Leyla Güven bir devrimci, direnişçi ve öncü yürek olmanın farkı ve sorumluluğunun bilincinde olarak duruş belirledi. Öncü olmak; ileriyi görmek, ona göre farkı ortaya koymak ve sorumluluğu üstlenmektir. Öncü gibi davranmak değil de öncü olmaktır bütün fark. Fark tarihi bilmek, günceli yorumlamak ve geleceğe dair hayal oluşturmaktır. Geçmişten, yani tarihten doğru dersler çıkarmak, tekrarını yaşamamak adına günceli doğru okumaktır. Yarınları güzel, mutlu kılmanın yegane yanıtının; özgür, eşit ve demokratik geleceği yaratmak için dik durmak, duruş belirlemek ve mücadele etmektir.

Erkek egemen sistemin tüm öğretmişliklerini özgürlük hakikatinde yakarak, kendimizi arındırarak, yeniden var etmenin ve yaratmanın zamanlarındayız. Kendimizden vazgeçiş halimiz, sevginin, özgürlüğün ve eşitliğin yeni yaratılışıdır. Yaşamdan asla vazgeçme değildir. Yaşamı en duru, temiz, güzel, özgürlük yüklü ve dolu demlerini yaratma adınadır.
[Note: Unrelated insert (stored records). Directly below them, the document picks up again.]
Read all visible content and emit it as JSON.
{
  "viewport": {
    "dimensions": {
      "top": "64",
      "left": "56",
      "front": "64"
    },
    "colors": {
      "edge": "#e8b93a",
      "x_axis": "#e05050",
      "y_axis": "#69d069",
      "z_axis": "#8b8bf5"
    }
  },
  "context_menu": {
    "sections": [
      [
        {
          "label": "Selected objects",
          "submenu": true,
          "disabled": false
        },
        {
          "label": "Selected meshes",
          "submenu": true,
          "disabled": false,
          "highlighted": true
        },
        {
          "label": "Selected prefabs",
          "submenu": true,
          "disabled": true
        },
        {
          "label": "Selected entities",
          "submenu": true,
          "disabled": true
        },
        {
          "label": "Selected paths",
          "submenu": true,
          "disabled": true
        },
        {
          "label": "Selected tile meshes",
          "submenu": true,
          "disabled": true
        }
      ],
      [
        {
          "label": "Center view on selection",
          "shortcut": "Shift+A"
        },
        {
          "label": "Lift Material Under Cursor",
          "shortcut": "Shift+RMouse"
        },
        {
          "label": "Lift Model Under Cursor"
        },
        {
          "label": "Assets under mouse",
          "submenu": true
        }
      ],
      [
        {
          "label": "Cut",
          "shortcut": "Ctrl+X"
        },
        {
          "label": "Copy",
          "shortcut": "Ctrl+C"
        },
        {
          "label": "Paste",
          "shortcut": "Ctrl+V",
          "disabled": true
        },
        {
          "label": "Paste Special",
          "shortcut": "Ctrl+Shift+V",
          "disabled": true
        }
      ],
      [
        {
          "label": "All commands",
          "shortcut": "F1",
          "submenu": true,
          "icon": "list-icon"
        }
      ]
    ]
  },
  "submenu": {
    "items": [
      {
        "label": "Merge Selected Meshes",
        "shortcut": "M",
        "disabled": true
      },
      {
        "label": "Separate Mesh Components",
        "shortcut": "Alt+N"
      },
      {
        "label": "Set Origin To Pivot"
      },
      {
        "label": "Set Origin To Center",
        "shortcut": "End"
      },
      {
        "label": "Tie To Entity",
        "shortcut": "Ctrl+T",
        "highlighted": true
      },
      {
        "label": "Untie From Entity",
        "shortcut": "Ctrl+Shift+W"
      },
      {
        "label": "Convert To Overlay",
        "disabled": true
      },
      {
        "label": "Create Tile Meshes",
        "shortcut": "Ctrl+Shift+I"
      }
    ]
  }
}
Onun içindir ki, üç buçuk aydır süren açlık grevleri büyük bir irade ile yürütülüyor. Dünyanın dört bir yanında Kürtler, insanlığın vicdanını ve özgürlük ruhunu canlandırma ve ayaklandırmak için direniştedirler. Yüreği deryalar kadar büyük ve derin olan kadının büyük sevgi ve emek gücü ile yol almadır. Sevmek emek vermek, sevmek inşa etmek, sevmektir.

Özgürlük sırrının peşine düşen kadınlar, bu topraklarda yepyeni bir yaşam ve gelecek yaratmanın önünde artık hiçbir erkek egemen engeli tanımayacaklarının bilincindedirler. “Adam’ın” kirli, kara ve çete olanını, Rojava’da bu özgürlük hayali ve ruhunun taşıyıcıları olan kadınlar yenilgiye uğrattı. Bu hazmedemeyen, tekçi, faşist güruh “adam” olma adına kadına saldırıyor. DAİŞ’in yenilgisini içine sindiremeyenler AKP lideri ve Türk İçişleri Bakanı, ‘adamlıklarının’ kendi şahıslarında artık tarihin çöp sepetine kadınların öncülüğü ile atılacağının büyük korkusu ile saldırıyorlar. Bu ‘adamlık’, insanlığın ve kadının özgürlüğü, eşitliği ve birlikte yaşaması adına yenilecek ve kaybedecektir. Bu günler yakındır.